Annamaria Testa, sempre su Internazionale, arriva a paragonare l’esperienza di Blake a quella che, sempre più spesso, ci si trova ad affrontare quando si ha a che fare con un call center: risposte insoddisfacenti, senso di impotenza (spesso anche da parte dell’operatore, che si mostra intenzionato a risolvere i problemi dell’utente, ma date le sue limitate prerogative non può aiutarlo). «Siamo Daniel Blake quando ci scontriamo con un modulo illeggibile perché scritto in corpo minuscolo – scrive Testa –. Incomprensibile perché redatto in burocratese stretto. Incompilabile perché i campi non hanno spazio sufficiente. Siamo Daniel Blake quando passiamo decine di minuti ascoltando stucchevoli musichette dopo essere stati avvertiti che “la telefonata è a pagamento e verrà addebitata secondo le tariffe applicate dal suo gestore”. Siamo Daniel Blake quando cerchiamo di districarci tra “prema uno, prema due, prema tre, prema quattro”, e scopriamo che la magica opzione “per parlare con un operatore prema cinque” non è prevista. Siamo Daniel Blake quando “tutti i nostri operatori sono occupati. La preghiamo di attendere”. E parte un quarto d’ora di informazione pubblicitaria. E, naturalmente, siamo Daniel Blake tutte le volte che finalmente riusciamo a parlarci, con un operatore, senza però ottenere una risposta comprensibile, sensata e utile. E le volte che, tentando la perversa roulette del call center, ripetiamo la trafila, riaccettiamo di pagare la telefonata, riascoltiamo la musichetta, e finalmente, da un diverso operatore, riceviamo una risposta del tutto differente, ma altrettanto incomprensibile, insensata o inutile». Pragmaticamente, Testa arriva a proporre al lettore una piccola guida per affrontare le chiamate ai call center. Forse è l’atteggiamento giusto, adattarsi innanzitutto alle situazioni invece di innervosirsi, agitarsi, inveire contro qualcosa o qualcuno addestrato ad assorbire i colpi senza riportare danni.

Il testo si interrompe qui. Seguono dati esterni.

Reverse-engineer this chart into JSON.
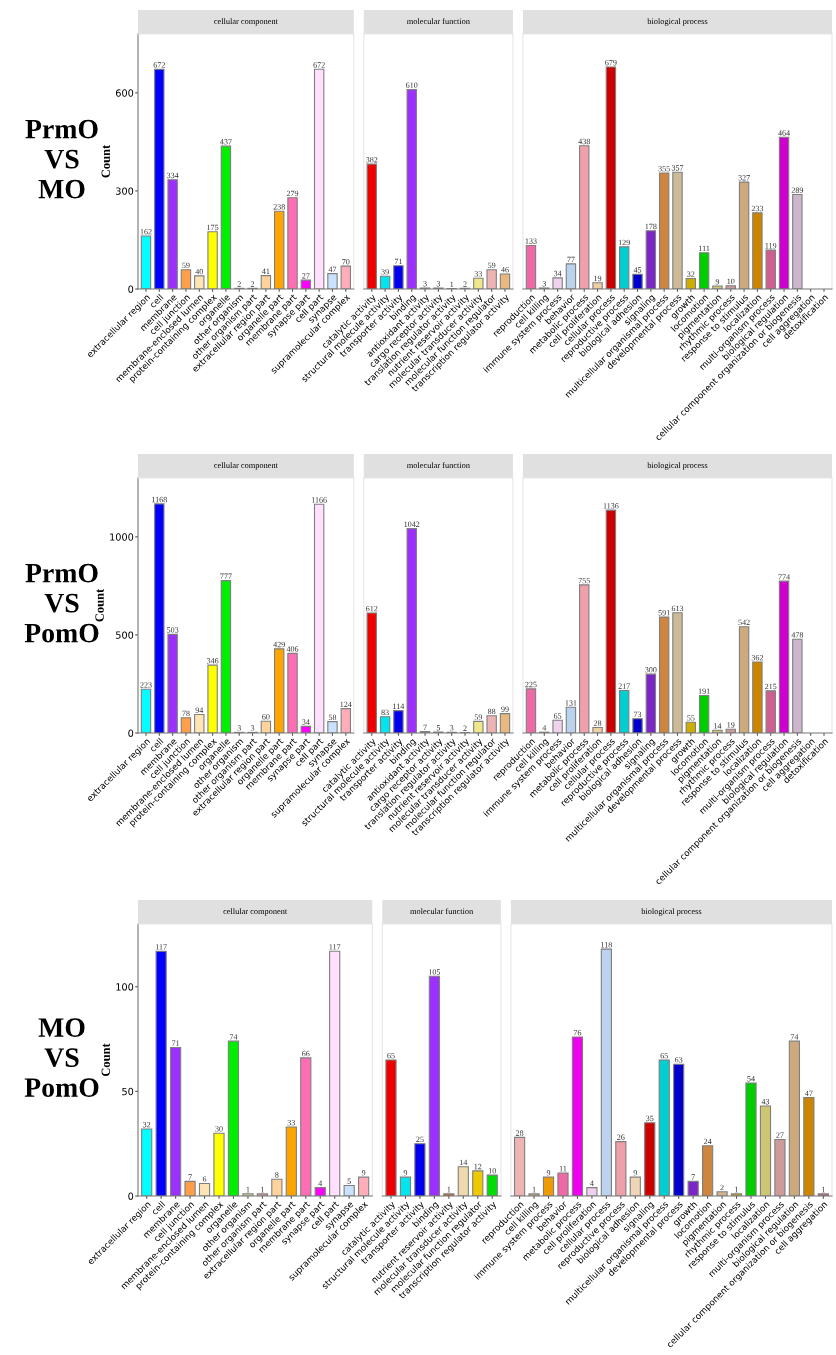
{
  "chart_data": [
    {
      "type": "bar",
      "title": "cellular component",
      "ylabel": "Count",
      "annotations": [
        "PrmO\nVS\nMO"
      ],
      "ylim": [
        0,
        780
      ],
      "yticks": [
        0,
        300,
        600
      ],
      "data_labels": true,
      "categories": [
        "extracellular region",
        "cell",
        "membrane",
        "cell junction",
        "membrane-enclosed lumen",
        "protein-containing complex",
        "organelle",
        "other organism",
        "other organism part",
        "extracellular region part",
        "organelle part",
        "membrane part",
        "synapse part",
        "cell part",
        "synapse",
        "supramolecular complex"
      ],
      "values": [
        162,
        672,
        334,
        59,
        40,
        175,
        437,
        2,
        2,
        41,
        238,
        279,
        27,
        672,
        47,
        70
      ],
      "colors": [
        "#00ffff",
        "#0000ff",
        "#9b30ff",
        "#ff9f4a",
        "#ffe4b5",
        "#ffff00",
        "#00ee00",
        "#eee8aa",
        "#f4a0a0",
        "#ffd39b",
        "#ffa500",
        "#ff6eb4",
        "#ff00ff",
        "#ffe1ff",
        "#cae1ff",
        "#ffaeb9"
      ]
    },
    {
      "type": "bar",
      "title": "molecular function",
      "tick_labels": "x",
      "ylim": [
        0,
        780
      ],
      "data_labels": true,
      "categories": [
        "catalytic activity",
        "structural molecule activity",
        "transporter activity",
        "binding",
        "antioxidant activity",
        "cargo receptor activity",
        "translation regulator activity",
        "nutrient reservoir activity",
        "molecular transducer activity",
        "molecular function regulator",
        "transcription regulator activity"
      ],
      "values": [
        382,
        39,
        71,
        610,
        3,
        3,
        1,
        2,
        33,
        59,
        46
      ],
      "colors": [
        "#ee0000",
        "#00e5ee",
        "#0000ee",
        "#9b30ff",
        "#cd853f",
        "#deb887",
        "#8b8378",
        "#006400",
        "#f0e68c",
        "#eeb4b4",
        "#e8b87f"
      ]
    },
    {
      "type": "bar",
      "title": "biological process",
      "tick_labels": "x",
      "ylim": [
        0,
        780
      ],
      "data_labels": true,
      "categories": [
        "reproduction",
        "cell killing",
        "immune system process",
        "behavior",
        "metabolic process",
        "cell proliferation",
        "cellular process",
        "reproductive process",
        "biological adhesion",
        "signaling",
        "multicellular organismal process",
        "developmental process",
        "growth",
        "locomotion",
        "pigmentation",
        "rhythmic process",
        "response to stimulus",
        "localization",
        "multi-organism process",
        "biological regulation",
        "cellular component organization or biogenesis",
        "cell aggregation",
        "detoxification"
      ],
      "values": [
        133,
        3,
        34,
        77,
        438,
        19,
        679,
        129,
        45,
        178,
        355,
        357,
        32,
        111,
        9,
        10,
        327,
        233,
        119,
        464,
        289,
        null,
        null
      ],
      "colors": [
        "#ee6aa7",
        "#8b1c62",
        "#eed2ee",
        "#b9d3ee",
        "#f0a0aa",
        "#eecfa1",
        "#cd0000",
        "#00ced1",
        "#0000cd",
        "#7b27c8",
        "#cd853f",
        "#cdba96",
        "#cdad00",
        "#00cd00",
        "#cdc673",
        "#cd9b9b",
        "#cdaa7d",
        "#cd8500",
        "#cd6090",
        "#cd00cd",
        "#cdb5cd",
        "#cd6090",
        "#cd6090"
      ]
    },
    {
      "type": "bar",
      "title": "cellular component",
      "ylabel": "Count",
      "annotations": [
        "PrmO\nVS\nPomO"
      ],
      "ylim": [
        0,
        1300
      ],
      "yticks": [
        0,
        500,
        1000
      ],
      "data_labels": true,
      "categories": [
        "extracellular region",
        "cell",
        "membrane",
        "cell junction",
        "membrane-enclosed lumen",
        "protein-containing complex",
        "organelle",
        "other organism",
        "other organism part",
        "extracellular region part",
        "organelle part",
        "membrane part",
        "synapse part",
        "cell part",
        "synapse",
        "supramolecular complex"
      ],
      "values": [
        223,
        1168,
        503,
        78,
        94,
        346,
        777,
        3,
        3,
        60,
        429,
        406,
        34,
        1166,
        58,
        124
      ],
      "colors": [
        "#00ffff",
        "#0000ff",
        "#9b30ff",
        "#ff9f4a",
        "#ffe4b5",
        "#ffff00",
        "#00ee00",
        "#eee8aa",
        "#f4a0a0",
        "#ffd39b",
        "#ffa500",
        "#ff6eb4",
        "#ff00ff",
        "#ffe1ff",
        "#cae1ff",
        "#ffaeb9"
      ]
    },
    {
      "type": "bar",
      "title": "molecular function",
      "tick_labels": "x",
      "ylim": [
        0,
        1300
      ],
      "data_labels": true,
      "categories": [
        "catalytic activity",
        "structural molecule activity",
        "transporter activity",
        "binding",
        "antioxidant activity",
        "cargo receptor activity",
        "translation regulator activity",
        "nutrient reservoir activity",
        "molecular transducer activity",
        "molecular function regulator",
        "transcription regulator activity"
      ],
      "values": [
        612,
        83,
        114,
        1042,
        7,
        5,
        3,
        2,
        59,
        88,
        99
      ],
      "colors": [
        "#ee0000",
        "#00e5ee",
        "#0000ee",
        "#9b30ff",
        "#cd853f",
        "#deb887",
        "#8b8378",
        "#006400",
        "#f0e68c",
        "#eeb4b4",
        "#e8b87f"
      ]
    },
    {
      "type": "bar",
      "title": "biological process",
      "tick_labels": "x",
      "ylim": [
        0,
        1300
      ],
      "data_labels": true,
      "categories": [
        "reproduction",
        "cell killing",
        "immune system process",
        "behavior",
        "metabolic process",
        "cell proliferation",
        "cellular process",
        "reproductive process",
        "biological adhesion",
        "signaling",
        "multicellular organismal process",
        "developmental process",
        "growth",
        "locomotion",
        "pigmentation",
        "rhythmic process",
        "response to stimulus",
        "localization",
        "multi-organism process",
        "biological regulation",
        "cellular component organization or biogenesis",
        "cell aggregation",
        "detoxification"
      ],
      "values": [
        225,
        4,
        65,
        131,
        755,
        28,
        1136,
        217,
        73,
        300,
        591,
        613,
        55,
        191,
        14,
        19,
        542,
        362,
        215,
        774,
        478,
        null,
        null
      ],
      "colors": [
        "#ee6aa7",
        "#8b1c62",
        "#eed2ee",
        "#b9d3ee",
        "#f0a0aa",
        "#eecfa1",
        "#cd0000",
        "#00ced1",
        "#0000cd",
        "#7b27c8",
        "#cd853f",
        "#cdba96",
        "#cdad00",
        "#00cd00",
        "#cdc673",
        "#cd9b9b",
        "#cdaa7d",
        "#cd8500",
        "#cd6090",
        "#cd00cd",
        "#cdb5cd",
        "#cd6090",
        "#cd6090"
      ]
    },
    {
      "type": "bar",
      "title": "cellular component",
      "ylabel": "Count",
      "annotations": [
        "MO\nVS\nPomO"
      ],
      "ylim": [
        0,
        130
      ],
      "yticks": [
        0,
        50,
        100
      ],
      "data_labels": true,
      "categories": [
        "extracellular region",
        "cell",
        "membrane",
        "cell junction",
        "membrane-enclosed lumen",
        "protein-containing complex",
        "organelle",
        "other organism",
        "other organism part",
        "extracellular region part",
        "organelle part",
        "membrane part",
        "synapse part",
        "cell part",
        "synapse",
        "supramolecular complex"
      ],
      "values": [
        32,
        117,
        71,
        7,
        6,
        30,
        74,
        1,
        1,
        8,
        33,
        66,
        4,
        117,
        5,
        9
      ],
      "colors": [
        "#00ffff",
        "#0000ff",
        "#9b30ff",
        "#ff9f4a",
        "#ffe4b5",
        "#ffff00",
        "#00ee00",
        "#eee8aa",
        "#f4a0a0",
        "#ffd39b",
        "#ffa500",
        "#ff6eb4",
        "#ff00ff",
        "#ffe1ff",
        "#cae1ff",
        "#ffaeb9"
      ]
    },
    {
      "type": "bar",
      "title": "molecular function",
      "tick_labels": "x",
      "ylim": [
        0,
        130
      ],
      "data_labels": true,
      "categories": [
        "catalytic activity",
        "structural molecule activity",
        "transporter activity",
        "binding",
        "nutrient reservoir activity",
        "molecular transducer activity",
        "molecular function regulator",
        "transcription regulator activity"
      ],
      "values": [
        65,
        9,
        25,
        105,
        1,
        14,
        12,
        10
      ],
      "colors": [
        "#ee0000",
        "#00e5ee",
        "#0000ee",
        "#9b30ff",
        "#cd661d",
        "#eed8ae",
        "#eec900",
        "#00dd00"
      ]
    },
    {
      "type": "bar",
      "title": "biological process",
      "tick_labels": "x",
      "ylim": [
        0,
        130
      ],
      "data_labels": true,
      "categories": [
        "reproduction",
        "cell killing",
        "immune system process",
        "behavior",
        "metabolic process",
        "cell proliferation",
        "cellular process",
        "reproductive process",
        "biological adhesion",
        "signaling",
        "multicellular organismal process",
        "developmental process",
        "growth",
        "locomotion",
        "pigmentation",
        "rhythmic process",
        "response to stimulus",
        "localization",
        "multi-organism process",
        "biological regulation",
        "cellular component organization or biogenesis",
        "cell aggregation"
      ],
      "values": [
        28,
        1,
        9,
        11,
        76,
        4,
        118,
        26,
        9,
        35,
        65,
        63,
        7,
        24,
        2,
        1,
        54,
        43,
        27,
        74,
        47,
        1
      ],
      "colors": [
        "#eeb4b4",
        "#d2b48c",
        "#ee9a00",
        "#ee6aa7",
        "#ee00ee",
        "#f0d0f0",
        "#bcd2ee",
        "#ee9faa",
        "#eed5b7",
        "#cd0000",
        "#00ced1",
        "#0000cd",
        "#7b27c8",
        "#cd853f",
        "#d2b48c",
        "#cdad00",
        "#00cd00",
        "#cdc673",
        "#cd9b9b",
        "#cdaa7d",
        "#cd8500",
        "#cd6090"
      ]
    }
  ]
}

Forse avrebbero fatto comodo a Daniel Blake i consigli di Psychology Today: «Preparatevi prima, siate gentili, controllate le vostre emozioni, personalizzate lo scambio chiamando per nome la persona con cui parlate per ispirarle empatia, ripetete più volte la vostra richiesta usando le medesime parole». A suo modo Blake fa suoi questi suggerimenti, ma l’empatia non basta di fronte all’inflessibilità delle regole. Se poi queste sono assurde, anche essere gentili e controllare le emozioni diventa difficile.